Accomplishments that we're proud of

Impact (KPIs)

These are scenario-based estimates grounded in current successful demo artifacts (n=2 fully resolved runs):

  • Observed autonomous MTTRs: 222.952s and 265.536s
  • Mean autonomous MTTR: 244.244s (4.07 min)

  • MTTR Reduction = 1 - (Autonomous MTTR / Manual Baseline MTTR)

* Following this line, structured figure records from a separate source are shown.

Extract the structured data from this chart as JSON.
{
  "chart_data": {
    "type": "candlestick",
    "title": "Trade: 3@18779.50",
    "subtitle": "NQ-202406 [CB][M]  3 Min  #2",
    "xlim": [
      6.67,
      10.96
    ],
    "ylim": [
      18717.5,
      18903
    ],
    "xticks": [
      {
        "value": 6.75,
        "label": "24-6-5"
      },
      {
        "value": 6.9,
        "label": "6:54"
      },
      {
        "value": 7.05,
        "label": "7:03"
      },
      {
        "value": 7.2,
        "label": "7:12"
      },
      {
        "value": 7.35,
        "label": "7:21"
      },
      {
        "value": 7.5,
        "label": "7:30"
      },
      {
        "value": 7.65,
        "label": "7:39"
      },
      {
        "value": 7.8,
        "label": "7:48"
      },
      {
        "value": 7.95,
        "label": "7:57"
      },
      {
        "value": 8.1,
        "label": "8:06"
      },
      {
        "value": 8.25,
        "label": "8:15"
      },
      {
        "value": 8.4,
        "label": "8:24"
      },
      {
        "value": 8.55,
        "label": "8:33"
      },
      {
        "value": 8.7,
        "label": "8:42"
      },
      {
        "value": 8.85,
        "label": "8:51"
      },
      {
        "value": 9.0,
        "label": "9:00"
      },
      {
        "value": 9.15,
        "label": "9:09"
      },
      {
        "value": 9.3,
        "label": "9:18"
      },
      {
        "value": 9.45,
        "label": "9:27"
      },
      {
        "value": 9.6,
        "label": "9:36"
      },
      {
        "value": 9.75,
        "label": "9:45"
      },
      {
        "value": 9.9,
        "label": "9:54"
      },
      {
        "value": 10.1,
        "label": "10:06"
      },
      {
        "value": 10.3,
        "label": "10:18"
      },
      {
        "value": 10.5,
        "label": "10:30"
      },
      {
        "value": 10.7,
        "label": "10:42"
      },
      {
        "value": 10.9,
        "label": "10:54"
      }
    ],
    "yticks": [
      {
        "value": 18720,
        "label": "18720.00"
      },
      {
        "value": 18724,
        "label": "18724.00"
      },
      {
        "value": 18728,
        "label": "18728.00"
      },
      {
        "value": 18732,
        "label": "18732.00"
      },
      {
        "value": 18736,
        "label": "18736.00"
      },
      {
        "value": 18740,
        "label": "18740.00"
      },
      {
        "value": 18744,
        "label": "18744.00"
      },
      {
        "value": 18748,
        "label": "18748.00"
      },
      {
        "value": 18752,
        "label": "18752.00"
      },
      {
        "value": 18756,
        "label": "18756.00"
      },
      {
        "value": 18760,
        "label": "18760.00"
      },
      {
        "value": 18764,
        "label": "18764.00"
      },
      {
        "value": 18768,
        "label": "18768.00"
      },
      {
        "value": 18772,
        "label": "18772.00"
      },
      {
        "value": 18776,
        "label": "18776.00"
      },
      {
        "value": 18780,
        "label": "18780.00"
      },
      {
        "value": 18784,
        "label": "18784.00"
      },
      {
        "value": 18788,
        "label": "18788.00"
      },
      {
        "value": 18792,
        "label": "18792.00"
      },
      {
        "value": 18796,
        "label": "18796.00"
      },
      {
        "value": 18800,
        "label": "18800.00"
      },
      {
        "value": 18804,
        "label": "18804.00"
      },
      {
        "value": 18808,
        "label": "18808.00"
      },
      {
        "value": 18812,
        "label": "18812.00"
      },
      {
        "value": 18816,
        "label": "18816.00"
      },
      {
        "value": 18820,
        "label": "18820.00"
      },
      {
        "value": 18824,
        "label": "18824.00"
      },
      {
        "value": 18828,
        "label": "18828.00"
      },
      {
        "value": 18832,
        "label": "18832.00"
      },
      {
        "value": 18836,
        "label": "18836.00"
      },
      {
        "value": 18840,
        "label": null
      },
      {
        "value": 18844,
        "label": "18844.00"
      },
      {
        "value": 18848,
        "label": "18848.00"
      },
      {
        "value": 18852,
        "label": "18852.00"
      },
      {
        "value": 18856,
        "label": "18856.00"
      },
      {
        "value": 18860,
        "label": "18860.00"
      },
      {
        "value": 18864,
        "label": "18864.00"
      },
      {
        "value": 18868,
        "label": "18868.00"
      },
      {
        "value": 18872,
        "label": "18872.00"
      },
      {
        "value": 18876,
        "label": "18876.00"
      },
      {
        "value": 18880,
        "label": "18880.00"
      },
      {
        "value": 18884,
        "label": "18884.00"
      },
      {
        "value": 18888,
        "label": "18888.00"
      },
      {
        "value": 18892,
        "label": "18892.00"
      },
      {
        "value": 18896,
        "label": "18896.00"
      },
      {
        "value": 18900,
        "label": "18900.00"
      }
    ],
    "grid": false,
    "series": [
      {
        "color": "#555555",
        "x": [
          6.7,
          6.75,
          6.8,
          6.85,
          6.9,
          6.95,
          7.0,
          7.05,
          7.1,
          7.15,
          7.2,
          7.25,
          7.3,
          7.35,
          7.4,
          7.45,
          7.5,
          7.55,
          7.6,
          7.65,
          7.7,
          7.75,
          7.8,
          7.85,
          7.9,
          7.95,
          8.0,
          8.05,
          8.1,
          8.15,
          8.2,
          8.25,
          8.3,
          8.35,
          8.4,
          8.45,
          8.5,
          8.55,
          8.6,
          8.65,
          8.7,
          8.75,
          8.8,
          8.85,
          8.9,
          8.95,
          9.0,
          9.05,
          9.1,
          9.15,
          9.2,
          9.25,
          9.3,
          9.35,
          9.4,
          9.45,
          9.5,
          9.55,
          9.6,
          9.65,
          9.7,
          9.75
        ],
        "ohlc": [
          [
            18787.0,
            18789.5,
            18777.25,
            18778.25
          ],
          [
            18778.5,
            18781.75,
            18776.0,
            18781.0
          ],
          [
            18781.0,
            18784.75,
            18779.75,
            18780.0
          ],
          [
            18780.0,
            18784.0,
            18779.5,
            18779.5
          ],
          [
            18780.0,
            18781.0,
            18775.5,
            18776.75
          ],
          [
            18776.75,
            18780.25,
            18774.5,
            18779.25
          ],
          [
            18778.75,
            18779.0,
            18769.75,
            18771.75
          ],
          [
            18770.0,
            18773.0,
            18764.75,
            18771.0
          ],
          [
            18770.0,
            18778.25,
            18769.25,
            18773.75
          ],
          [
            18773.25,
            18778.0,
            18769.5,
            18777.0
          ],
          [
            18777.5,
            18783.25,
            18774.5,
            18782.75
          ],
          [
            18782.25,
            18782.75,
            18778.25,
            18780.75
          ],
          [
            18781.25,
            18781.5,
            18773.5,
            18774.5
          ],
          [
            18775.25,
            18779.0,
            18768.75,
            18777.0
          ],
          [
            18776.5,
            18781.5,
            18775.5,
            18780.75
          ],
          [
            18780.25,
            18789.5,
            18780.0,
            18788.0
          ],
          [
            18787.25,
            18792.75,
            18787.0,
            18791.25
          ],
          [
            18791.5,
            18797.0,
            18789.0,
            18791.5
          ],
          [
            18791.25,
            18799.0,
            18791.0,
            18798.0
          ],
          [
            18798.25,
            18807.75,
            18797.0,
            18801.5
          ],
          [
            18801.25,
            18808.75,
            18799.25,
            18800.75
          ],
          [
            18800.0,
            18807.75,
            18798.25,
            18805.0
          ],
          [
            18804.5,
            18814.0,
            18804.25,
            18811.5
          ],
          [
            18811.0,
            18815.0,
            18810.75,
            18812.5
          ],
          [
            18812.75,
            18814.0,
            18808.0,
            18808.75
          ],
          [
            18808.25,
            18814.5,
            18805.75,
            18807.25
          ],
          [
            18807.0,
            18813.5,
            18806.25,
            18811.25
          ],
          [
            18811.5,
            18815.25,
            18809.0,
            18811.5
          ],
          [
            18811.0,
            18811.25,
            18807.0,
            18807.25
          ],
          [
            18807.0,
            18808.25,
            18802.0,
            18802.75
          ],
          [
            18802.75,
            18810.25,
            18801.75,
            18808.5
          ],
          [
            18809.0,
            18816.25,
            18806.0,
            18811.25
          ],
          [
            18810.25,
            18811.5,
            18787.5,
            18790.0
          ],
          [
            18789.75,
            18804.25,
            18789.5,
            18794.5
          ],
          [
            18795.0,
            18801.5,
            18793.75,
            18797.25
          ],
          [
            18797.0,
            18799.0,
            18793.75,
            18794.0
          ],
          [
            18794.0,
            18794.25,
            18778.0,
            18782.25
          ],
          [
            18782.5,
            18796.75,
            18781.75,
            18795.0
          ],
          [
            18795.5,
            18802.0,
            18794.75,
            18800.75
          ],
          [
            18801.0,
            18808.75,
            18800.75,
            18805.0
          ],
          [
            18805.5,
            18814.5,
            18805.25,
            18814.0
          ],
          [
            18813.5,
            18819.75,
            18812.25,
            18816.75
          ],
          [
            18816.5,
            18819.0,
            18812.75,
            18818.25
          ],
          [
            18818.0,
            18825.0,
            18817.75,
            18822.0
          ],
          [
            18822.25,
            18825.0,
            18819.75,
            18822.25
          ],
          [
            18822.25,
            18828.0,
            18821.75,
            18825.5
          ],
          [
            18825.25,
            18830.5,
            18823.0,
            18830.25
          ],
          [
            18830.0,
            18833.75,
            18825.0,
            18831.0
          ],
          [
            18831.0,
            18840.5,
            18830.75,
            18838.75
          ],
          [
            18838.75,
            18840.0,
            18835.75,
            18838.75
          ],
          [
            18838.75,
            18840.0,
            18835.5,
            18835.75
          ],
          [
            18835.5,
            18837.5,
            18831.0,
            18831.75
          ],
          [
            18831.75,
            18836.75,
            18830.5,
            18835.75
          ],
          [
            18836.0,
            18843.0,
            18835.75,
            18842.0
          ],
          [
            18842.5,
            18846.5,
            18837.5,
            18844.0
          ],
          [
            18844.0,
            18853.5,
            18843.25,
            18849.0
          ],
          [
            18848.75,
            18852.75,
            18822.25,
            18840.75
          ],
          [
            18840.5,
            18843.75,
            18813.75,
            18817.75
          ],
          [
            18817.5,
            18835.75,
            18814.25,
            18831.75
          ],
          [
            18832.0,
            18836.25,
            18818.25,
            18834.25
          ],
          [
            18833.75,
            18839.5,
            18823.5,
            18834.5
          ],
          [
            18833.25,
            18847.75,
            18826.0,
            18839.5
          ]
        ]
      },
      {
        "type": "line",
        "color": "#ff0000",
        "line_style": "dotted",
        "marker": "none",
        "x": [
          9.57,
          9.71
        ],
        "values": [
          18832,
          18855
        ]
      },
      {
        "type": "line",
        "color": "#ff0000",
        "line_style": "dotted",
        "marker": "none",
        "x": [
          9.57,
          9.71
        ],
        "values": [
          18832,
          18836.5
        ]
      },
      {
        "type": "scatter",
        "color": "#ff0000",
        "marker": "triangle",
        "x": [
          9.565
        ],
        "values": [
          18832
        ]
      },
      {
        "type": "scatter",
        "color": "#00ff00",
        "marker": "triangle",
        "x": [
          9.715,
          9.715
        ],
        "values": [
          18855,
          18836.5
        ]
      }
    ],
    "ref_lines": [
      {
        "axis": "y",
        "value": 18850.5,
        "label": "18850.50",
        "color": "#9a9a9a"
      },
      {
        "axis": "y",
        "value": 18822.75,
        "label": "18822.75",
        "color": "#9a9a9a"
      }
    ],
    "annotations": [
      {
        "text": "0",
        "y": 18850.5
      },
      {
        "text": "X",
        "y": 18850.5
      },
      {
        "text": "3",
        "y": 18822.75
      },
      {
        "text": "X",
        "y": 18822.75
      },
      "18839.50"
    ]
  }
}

  • Cost Avoided per Incident = (Baseline MTTR - Autonomous MTTR) × 16,700

Baseline Manual MTTR Time Saved per Incident MTTR Reduction Estimated Cost Avoided per Incident
30 min 25.9 min 86.4% ~$433,000
45 min 40.9 min 91.0% ~$683,000
60 min 55.9 min 93.2% ~$934,000

Judging Criteria Fit

  • Technical Execution (40%): real multi-agent orchestration, typed contracts, API integrations, approval gates, and replayable simulator workflows.
  • Innovation / Wow Factor (30%): autonomous incident-to-remediation loop with governance, not a chatbot or prompt-only wrapper, but instead a multi-agent orchestration that intercepts Prometheus alerts, determines the cause of the issue, creates a jira ticket with an outline, and actions the ticket with a PR, detecting and solving errors end-to-end in under 5 minutes.
  • Potential Impact (20%): meaningful MTTR compression and large incident-cost avoidance potential.
  • Presentation / Demo (10%): clear lifecycle narrative from failure signal to validated remediation and recovery.

What we learned

  • Dynamic thinking levels are a practical control surface for production-grade agent systems: they let you tune speed/cost/quality per role instead of forcing one global compromise.
  • Thought signatures are the key to reliable multi-agent continuity: they preserve intent and reasoning context so downstream agents act on the same investigative truth.
  • Agents are especially strong at repeatable engineering workflows when bounded by strict contracts, deterministic guardrails, and verifiable external side effects.

What's next for Resilix

Next, we plan to extend this workflow into various applications to detect and remediate several failure classes while keeping the same principles: strict guardrails, auditable stateful agent handoffs, and fast but safe autonomous remediation with human governance at critical merge points.